報告者である鄭雄一先生(東京大学教授)からは「道徳のメカニズムとAI」をテーマにした報告がありました。報告では、まず、既存の道徳が抱える三つの未解決問題――①「誰が、なぜ、殺人はいけないと決めるのか?」、②「なぜ戦争や死刑では殺人が許容されるのか?」、③「(多様な)人唯全体に共通の道徳原理は無いのか?」――について、過去の道徳思想を例に挙げながら説明された。
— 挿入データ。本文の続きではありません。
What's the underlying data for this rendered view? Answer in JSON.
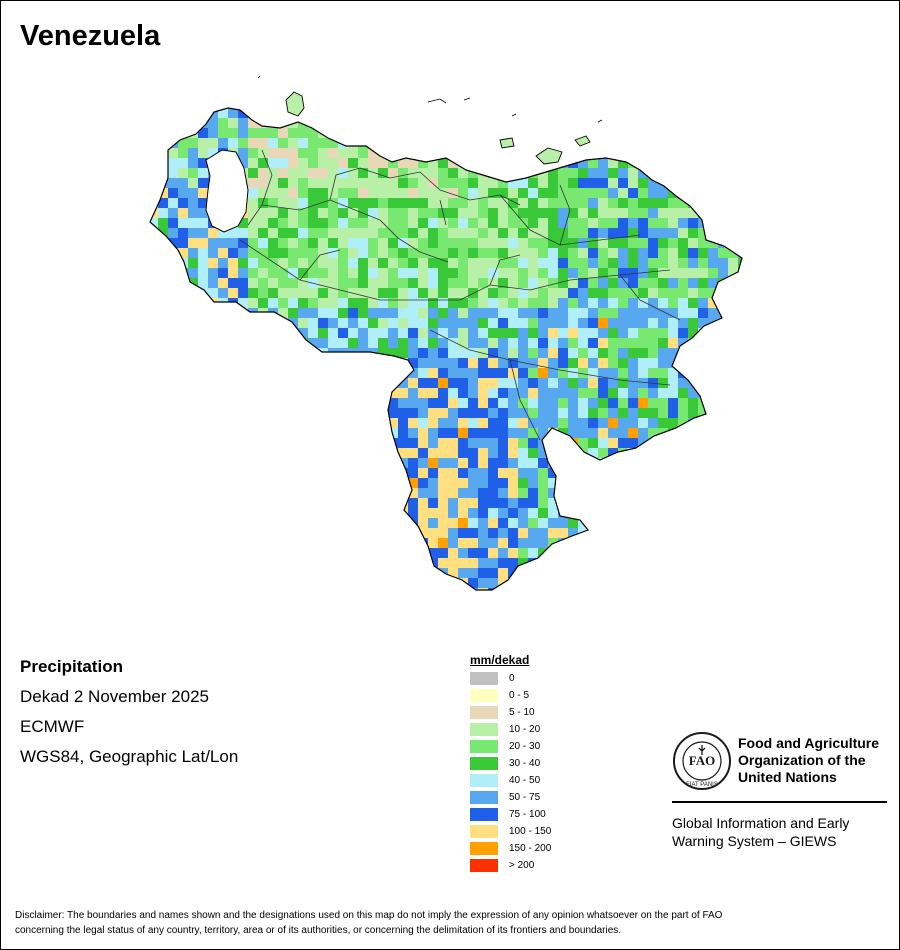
{
  "map": {
    "title": "Venezuela",
    "variable": "Precipitation",
    "period": "Dekad 2 November 2025",
    "source": "ECMWF",
    "projection": "WGS84, Geographic Lat/Lon"
  },
  "legend": {
    "title": "mm/dekad",
    "classes": [
      {
        "label": "0",
        "color": "#c0c0c0"
      },
      {
        "label": "0 - 5",
        "color": "#ffffc0"
      },
      {
        "label": "5 - 10",
        "color": "#e8d8b8"
      },
      {
        "label": "10 - 20",
        "color": "#b8f0a8"
      },
      {
        "label": "20 - 30",
        "color": "#78e870"
      },
      {
        "label": "30 - 40",
        "color": "#38c838"
      },
      {
        "label": "40 - 50",
        "color": "#b0eef8"
      },
      {
        "label": "50 - 75",
        "color": "#58a8f0"
      },
      {
        "label": "75 - 100",
        "color": "#2060e8"
      },
      {
        "label": "100 - 150",
        "color": "#ffe080"
      },
      {
        "label": "150 - 200",
        "color": "#ffa000"
      },
      {
        "label": "> 200",
        "color": "#ff3000"
      }
    ]
  },
  "logo": {
    "org_line1": "Food and Agriculture",
    "org_line2": "Organization of the",
    "org_line3": "United Nations",
    "motto": "FIAT PANIS",
    "giews_line1": "Global Information and Early",
    "giews_line2": "Warning System – GIEWS"
  },
  "disclaimer": {
    "line1": "Disclaimer: The boundaries and names shown and the designations used on this map do not imply the expression of any opinion whatsoever on the part of FAO",
    "line2": "concerning the legal status of any country, territory, area or of its authorities, or concerning the delimitation of its frontiers and boundaries."
  }
}
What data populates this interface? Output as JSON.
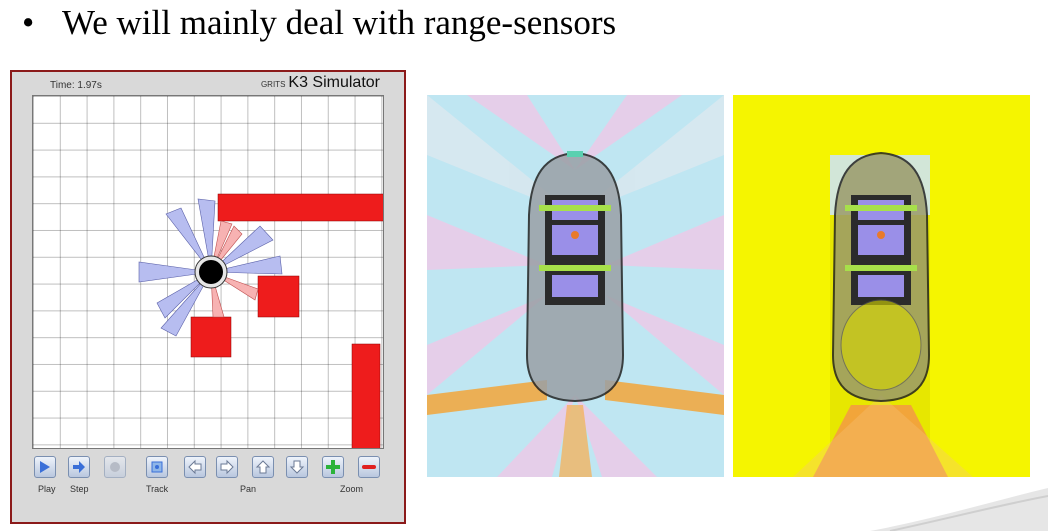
{
  "slide": {
    "bullet_symbol": "•",
    "bullet_text": "We will mainly deal with range-sensors"
  },
  "simulator": {
    "time": "Time: 1.97s",
    "brand": "GRITS",
    "title": "K3 Simulator",
    "labels": {
      "play": "Play",
      "step": "Step",
      "track": "Track",
      "pan": "Pan",
      "zoom": "Zoom"
    },
    "icons": [
      "play-icon",
      "step-icon",
      "record-icon",
      "track-icon",
      "pan-left-icon",
      "pan-right-icon",
      "pan-up-icon",
      "pan-down-icon",
      "zoom-in-icon",
      "zoom-out-icon"
    ],
    "colors": {
      "obstacle": "#ee1c1c",
      "sensor_clear": "#b7bdf0",
      "sensor_hit": "#f7b2b2",
      "robot": "#000000",
      "frame": "#8b1a1a"
    }
  },
  "images": {
    "car_sensor_coverage_blue": "car-top-view-sensor-coverage",
    "car_sensor_coverage_yellow": "car-top-view-sensor-coverage-yellow"
  }
}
とくに①と②の過去の思想における基本的スタンス、前提は社会に重点を置くモデルと個人に重点を置くモデルといった大きく二つの視点に分類できることを述べられました。
そして、道徳の基本原理についても、道徳の真の姿と既存のモデルには限界があるといった仮説をもとにした、戒律の考察からは、道徳には本来二面性(個別の掟と共通の掟の二重構造)があり、道徳の基本原理は「仲間らしくしなさい」にあることを提示されました。
最後にはこれまで述べた内容を踏まえ、道徳のアルゴリズムを、基本的構成(他の動物と共通)・現実の人間的構成・理想的構成(AI、ロボット用)の三つに分けて紹介され、それぞれの構成に判定基準として「仲間らしさ」が導入されていることを示されました。
報告後の質疑応答では、フロアからはたくさんのコメントや質問をいただき、とくにモラロジーの視点からの質問では活発な意見交換が行われました。